4 Reasons The May 1 Election Matters For North Texans
North Texans will head to the voting booth this Saturday, May 1. Dozens of races are on the ballot for local elections in cities across the region, including Fort Worth mayor, Fort Worth City Council, Dallas City Council, Arlington mayor and some Arlington City Council seats.
Here’s the 4-1-1:
1. These Seats Matter
A city council member's job is to propose policy and vote on how city money is spent. The mayor either runs a city and oversees all of its services, or has a hand in hiring and firing the person who does those things — the city manager.
Even in a “weak mayor” system, where a mayor is just one vote on the city council, he or she affects the day-to-day lives of residents.
“The mayor names, pretty much, the chair of every committee,” retired journalist O.K. Carter said of Arlington. “The mayor has the lectern.”
2. Open Seats Lead To More Candidates
In Fort Worth, Mayor Betsy Price, the city’s longest-serving mayor, is not running for reelection and her departure means a slew of candidates are vying for her seat.
Two city council members, Ann Zadeh and Brian Byrd, are among the 10 people running to replace her. Another council member is retiring, leaving three vacancies along with the mayor’s seat.
“We haven’t had that much turnover in more than 20 years. Maybe even longer than that,” said Kenneth Barr, mayor of Fort Worth from 1996 to 2003.

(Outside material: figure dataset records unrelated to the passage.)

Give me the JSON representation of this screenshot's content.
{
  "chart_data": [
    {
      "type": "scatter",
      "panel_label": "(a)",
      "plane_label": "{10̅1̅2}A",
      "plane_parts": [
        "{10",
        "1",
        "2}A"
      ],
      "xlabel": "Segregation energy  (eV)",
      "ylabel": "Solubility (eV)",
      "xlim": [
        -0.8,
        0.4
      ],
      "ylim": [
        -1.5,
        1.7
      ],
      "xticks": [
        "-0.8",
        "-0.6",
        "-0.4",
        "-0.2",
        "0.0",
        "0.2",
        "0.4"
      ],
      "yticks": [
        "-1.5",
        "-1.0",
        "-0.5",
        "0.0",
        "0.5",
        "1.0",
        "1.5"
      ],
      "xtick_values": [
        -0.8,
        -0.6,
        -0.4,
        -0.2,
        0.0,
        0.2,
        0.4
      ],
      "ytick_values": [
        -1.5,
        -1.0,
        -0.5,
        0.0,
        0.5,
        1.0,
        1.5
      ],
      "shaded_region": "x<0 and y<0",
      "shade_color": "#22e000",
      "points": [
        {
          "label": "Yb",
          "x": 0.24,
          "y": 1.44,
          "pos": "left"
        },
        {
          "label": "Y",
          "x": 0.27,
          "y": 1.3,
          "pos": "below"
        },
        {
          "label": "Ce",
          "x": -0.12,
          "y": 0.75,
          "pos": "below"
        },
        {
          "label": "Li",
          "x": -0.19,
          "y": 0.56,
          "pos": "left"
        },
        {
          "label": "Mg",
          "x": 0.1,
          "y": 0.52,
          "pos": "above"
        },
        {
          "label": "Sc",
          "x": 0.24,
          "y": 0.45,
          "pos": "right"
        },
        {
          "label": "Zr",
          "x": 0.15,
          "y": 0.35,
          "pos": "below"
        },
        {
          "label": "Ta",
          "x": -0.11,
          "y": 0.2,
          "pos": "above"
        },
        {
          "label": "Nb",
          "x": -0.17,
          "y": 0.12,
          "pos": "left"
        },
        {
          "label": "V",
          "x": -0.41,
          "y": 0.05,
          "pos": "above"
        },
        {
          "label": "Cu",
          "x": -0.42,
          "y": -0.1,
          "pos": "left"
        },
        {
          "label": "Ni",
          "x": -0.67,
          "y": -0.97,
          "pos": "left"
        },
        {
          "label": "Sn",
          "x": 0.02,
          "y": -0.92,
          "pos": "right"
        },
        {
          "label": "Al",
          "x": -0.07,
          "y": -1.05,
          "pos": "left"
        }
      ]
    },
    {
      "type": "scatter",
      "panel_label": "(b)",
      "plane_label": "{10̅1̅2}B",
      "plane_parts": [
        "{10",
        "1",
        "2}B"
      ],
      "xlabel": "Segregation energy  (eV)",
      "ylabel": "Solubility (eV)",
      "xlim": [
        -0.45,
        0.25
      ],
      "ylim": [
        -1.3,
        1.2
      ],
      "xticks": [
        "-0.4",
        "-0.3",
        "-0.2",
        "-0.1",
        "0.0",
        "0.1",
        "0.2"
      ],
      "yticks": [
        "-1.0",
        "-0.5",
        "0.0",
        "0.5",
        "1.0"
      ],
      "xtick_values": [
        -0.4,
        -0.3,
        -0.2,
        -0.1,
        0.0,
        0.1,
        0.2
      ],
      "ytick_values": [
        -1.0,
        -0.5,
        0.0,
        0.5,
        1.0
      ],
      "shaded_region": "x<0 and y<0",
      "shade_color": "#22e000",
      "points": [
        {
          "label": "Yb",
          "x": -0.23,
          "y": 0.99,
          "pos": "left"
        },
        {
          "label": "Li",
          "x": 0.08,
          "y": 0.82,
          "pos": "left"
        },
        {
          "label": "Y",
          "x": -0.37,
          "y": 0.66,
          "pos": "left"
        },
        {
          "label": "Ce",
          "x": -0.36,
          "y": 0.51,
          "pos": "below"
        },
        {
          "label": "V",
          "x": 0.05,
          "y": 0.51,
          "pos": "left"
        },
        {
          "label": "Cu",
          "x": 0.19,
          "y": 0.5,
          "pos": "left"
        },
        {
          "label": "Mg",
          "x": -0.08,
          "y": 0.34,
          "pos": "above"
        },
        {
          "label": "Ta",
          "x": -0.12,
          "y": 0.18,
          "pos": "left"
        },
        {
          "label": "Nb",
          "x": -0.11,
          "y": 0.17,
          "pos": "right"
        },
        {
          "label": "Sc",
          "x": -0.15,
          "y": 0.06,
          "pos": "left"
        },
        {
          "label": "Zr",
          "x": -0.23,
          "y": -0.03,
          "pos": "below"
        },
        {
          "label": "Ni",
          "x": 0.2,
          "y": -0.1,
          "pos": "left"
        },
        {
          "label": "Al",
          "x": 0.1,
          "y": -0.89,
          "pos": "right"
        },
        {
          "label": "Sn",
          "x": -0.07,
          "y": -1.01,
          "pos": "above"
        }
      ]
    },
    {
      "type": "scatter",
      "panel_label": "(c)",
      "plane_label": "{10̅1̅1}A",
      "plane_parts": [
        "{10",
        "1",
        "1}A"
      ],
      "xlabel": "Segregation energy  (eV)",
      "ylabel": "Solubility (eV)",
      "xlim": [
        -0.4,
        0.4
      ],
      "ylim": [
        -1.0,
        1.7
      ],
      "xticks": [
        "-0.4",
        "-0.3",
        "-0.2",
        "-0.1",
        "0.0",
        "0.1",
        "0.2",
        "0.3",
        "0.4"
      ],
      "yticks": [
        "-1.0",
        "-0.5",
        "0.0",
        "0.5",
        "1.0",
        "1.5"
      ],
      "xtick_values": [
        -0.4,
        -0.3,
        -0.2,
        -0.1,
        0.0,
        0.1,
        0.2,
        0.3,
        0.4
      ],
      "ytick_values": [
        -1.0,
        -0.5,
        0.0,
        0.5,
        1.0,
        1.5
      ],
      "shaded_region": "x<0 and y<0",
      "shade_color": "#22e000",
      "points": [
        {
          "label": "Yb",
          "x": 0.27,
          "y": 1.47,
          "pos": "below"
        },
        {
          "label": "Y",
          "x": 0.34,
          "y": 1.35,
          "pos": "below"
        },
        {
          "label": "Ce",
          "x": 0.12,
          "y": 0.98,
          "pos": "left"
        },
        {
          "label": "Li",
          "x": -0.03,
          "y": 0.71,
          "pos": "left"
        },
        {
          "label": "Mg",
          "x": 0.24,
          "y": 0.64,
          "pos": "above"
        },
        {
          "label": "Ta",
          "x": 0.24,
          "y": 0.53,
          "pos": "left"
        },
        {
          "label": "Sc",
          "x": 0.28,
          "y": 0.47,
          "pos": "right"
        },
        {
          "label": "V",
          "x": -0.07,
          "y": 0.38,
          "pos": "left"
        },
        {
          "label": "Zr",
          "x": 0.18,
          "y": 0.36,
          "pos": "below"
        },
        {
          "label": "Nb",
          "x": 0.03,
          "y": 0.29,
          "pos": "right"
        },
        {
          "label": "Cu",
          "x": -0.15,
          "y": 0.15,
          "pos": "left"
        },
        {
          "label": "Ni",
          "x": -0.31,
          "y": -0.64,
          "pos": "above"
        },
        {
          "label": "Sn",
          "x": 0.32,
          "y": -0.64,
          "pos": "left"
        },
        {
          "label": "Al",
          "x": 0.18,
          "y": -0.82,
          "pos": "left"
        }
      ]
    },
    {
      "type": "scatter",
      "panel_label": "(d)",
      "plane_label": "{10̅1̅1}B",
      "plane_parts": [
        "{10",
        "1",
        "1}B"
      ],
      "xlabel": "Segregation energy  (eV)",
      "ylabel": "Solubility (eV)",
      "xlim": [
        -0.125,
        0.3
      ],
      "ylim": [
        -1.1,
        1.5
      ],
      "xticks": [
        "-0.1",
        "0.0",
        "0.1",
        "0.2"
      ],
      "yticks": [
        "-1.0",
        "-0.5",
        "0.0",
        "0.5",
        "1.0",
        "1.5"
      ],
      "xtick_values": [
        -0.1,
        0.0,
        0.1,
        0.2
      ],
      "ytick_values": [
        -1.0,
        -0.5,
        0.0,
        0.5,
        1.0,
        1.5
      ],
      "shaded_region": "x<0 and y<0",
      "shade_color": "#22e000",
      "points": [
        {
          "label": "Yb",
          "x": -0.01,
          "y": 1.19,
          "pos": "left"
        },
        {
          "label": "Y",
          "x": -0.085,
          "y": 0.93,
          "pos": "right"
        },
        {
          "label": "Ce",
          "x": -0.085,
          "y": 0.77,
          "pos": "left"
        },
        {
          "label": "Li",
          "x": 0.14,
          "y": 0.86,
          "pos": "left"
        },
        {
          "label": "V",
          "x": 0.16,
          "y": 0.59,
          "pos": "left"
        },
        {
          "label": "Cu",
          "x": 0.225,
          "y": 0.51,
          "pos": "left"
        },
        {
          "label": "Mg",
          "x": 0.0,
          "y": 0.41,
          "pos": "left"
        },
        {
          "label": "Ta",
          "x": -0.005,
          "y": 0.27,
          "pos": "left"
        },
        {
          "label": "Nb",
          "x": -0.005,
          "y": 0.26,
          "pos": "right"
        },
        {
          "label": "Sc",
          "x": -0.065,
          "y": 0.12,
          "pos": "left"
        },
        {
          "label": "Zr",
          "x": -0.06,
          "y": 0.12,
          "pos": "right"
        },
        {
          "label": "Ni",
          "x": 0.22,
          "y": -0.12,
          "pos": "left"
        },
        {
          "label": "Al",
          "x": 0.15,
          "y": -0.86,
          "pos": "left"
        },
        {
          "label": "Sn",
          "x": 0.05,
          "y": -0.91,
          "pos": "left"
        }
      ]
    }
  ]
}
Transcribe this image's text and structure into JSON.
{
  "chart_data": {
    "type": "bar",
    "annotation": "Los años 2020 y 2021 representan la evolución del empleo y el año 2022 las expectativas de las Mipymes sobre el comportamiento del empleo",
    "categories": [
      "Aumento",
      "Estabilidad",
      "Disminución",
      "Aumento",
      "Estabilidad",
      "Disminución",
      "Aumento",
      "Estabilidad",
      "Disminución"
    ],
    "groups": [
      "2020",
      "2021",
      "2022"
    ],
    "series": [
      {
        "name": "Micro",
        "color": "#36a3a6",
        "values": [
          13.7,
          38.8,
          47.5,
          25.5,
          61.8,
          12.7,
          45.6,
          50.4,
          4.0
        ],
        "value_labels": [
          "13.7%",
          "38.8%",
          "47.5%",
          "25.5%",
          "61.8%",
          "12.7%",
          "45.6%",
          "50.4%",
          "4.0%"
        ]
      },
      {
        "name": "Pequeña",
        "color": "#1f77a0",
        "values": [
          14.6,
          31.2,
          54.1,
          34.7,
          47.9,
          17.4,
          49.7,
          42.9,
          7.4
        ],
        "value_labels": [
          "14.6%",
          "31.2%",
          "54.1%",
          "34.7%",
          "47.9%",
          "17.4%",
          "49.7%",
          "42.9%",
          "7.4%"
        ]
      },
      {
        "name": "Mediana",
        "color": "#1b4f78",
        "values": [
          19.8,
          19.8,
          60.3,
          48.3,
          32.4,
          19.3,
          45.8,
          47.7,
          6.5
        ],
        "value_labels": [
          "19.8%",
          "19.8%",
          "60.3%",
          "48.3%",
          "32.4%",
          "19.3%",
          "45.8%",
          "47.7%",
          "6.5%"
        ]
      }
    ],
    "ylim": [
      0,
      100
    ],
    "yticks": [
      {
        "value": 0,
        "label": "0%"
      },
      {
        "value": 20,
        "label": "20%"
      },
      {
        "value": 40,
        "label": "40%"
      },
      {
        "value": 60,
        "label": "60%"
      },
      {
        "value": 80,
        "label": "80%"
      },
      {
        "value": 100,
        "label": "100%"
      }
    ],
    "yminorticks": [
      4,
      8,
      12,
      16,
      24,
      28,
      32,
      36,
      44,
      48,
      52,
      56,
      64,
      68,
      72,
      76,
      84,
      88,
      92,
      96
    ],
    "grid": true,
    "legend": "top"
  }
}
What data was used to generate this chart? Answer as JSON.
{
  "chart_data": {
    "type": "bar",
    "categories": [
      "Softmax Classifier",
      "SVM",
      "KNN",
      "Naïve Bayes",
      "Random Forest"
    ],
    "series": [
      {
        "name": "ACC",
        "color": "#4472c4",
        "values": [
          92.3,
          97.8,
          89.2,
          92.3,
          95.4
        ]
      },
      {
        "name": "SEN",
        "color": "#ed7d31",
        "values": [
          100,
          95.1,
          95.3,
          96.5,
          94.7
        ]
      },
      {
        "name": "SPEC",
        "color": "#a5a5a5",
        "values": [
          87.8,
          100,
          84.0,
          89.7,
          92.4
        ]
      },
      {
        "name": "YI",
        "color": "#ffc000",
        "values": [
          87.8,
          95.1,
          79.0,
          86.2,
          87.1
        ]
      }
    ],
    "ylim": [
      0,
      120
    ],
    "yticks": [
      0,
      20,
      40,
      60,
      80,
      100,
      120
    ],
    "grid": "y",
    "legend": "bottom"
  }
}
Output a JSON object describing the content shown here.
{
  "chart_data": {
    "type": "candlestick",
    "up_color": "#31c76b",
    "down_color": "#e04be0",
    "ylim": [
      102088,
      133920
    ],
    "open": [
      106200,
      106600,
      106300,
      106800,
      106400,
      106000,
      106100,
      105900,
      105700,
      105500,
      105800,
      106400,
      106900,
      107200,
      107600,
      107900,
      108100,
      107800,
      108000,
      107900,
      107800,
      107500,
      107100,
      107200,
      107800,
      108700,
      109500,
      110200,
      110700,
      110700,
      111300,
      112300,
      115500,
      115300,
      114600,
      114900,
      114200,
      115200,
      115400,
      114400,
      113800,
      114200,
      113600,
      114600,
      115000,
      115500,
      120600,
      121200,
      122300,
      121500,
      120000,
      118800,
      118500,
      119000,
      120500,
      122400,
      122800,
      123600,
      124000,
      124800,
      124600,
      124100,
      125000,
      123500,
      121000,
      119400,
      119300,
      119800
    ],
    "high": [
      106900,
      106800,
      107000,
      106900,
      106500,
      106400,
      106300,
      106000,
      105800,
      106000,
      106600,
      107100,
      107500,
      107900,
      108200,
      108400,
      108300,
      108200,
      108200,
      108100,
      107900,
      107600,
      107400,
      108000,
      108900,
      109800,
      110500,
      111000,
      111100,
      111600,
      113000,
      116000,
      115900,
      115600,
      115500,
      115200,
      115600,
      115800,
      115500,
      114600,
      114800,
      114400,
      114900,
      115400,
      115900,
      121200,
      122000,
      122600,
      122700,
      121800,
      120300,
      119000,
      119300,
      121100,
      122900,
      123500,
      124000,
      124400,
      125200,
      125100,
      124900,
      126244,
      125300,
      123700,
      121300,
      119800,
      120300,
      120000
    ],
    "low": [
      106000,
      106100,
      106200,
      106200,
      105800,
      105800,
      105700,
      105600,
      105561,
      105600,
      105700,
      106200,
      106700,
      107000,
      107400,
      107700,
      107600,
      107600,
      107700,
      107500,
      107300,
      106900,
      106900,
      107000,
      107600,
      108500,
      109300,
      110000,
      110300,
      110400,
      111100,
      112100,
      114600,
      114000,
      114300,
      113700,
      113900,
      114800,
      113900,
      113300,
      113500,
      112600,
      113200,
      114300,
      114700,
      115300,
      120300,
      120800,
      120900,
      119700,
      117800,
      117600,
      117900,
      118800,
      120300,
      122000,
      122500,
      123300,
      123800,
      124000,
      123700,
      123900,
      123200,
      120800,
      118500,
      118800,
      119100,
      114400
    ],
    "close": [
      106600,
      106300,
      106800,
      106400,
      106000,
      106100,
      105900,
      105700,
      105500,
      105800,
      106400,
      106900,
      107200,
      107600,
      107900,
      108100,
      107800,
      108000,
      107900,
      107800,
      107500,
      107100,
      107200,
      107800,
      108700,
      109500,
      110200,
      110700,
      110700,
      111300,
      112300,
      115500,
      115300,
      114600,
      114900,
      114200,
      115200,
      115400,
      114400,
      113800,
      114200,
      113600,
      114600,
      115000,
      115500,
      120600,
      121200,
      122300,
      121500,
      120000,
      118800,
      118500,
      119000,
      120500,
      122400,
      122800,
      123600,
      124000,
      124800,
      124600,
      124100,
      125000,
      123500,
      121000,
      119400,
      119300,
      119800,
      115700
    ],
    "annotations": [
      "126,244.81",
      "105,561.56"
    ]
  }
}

There are also many names on the ballot in Dallas. But not for mayor, because Mayor Eric Johnson is in the middle of a four-year term. Instead, a total of 56 people are running for 14 city council seats.
Three of the seats, Districts 2, 11 and13 are open because incumbents have hit their term limits.
“The literature and political science tells us that more people run when there's open seats," said Andrea Silva, professor of political science at the University of North Texas. “So it makes total sense that...term limits will bring a completely different, completely new player to this game.”
In Arlington, there are seven candidates running to replace current Mayor Jeff Williams, who has also hit his term limit.
3. Activists Are Running In Dallas
In Dallas, the opportunity to set policy as a council member is motivating new candidates to enter the field. Many of the people running for office are activists that work for nonprofits that advocate for police reform, racial equality and social justice.
“As an activist, the most you can do is signal for local change, but then, what if you had the opportunity to actually be in that seat?” Silva said.
Although making the leap from activism to politics is a trend that can be traced throughout history, according to Silva, the past year has pushed community organizers to trade protesting for a seat at the table.
“Protests are important. They're important as like a thermometer, as like a signal to elected officials about what residents are mad about and what they want to change. But that doesn't necessarily correlate with a change, unless you can execute directives,” said Silva.
4. Turnout Is Typically Low, But Doesn’t Have To Be
Cities in North Texas have much lower turnout in local elections than places like Portland, Oregon and Louisville, Kentucky.
Part of that is because many local elections are often not aligned with the big November elections for president or governor.
“We all have our lives and we all have our own individual priorities and our bandwidth is only so broad,” said UT-Arlington political scientist Rebecca Deen. “Because there are so many different elections and election cycles, something’s gotta give, and it’s usually the off-years.”
Deen said that when turnout is low, there’s less incentive for elected leaders to respond to the public — they only have to play to the small slice of people who voted for them.
Still, it wouldn’t take a significant number of new voters to upset the traditional pattern. In May 2019, 18,132 people voted in the Arlington mayoral election. This past fall, a couple of citywide elections pulled in over 100,000 votes.
How To Vote
Election Day is May 1 (Yup, this Saturday!). Early voting ends Tuesday, April 27.
To vote, the first step is to make sure you’re registered. To check your registration status, go to this Texas Secretary of State website.
Next step, find out where you can vote! To vote in person you must do so in the county where you live. Most locations are open from 7 a.m. - 7 p.m. For more accurate times and addresses, here’s a list.
Some tips: Don't forget your photo ID. If you have misplaced it or are having trouble getting one, you can present a birth certificate, bank statement, utility bill or paycheck.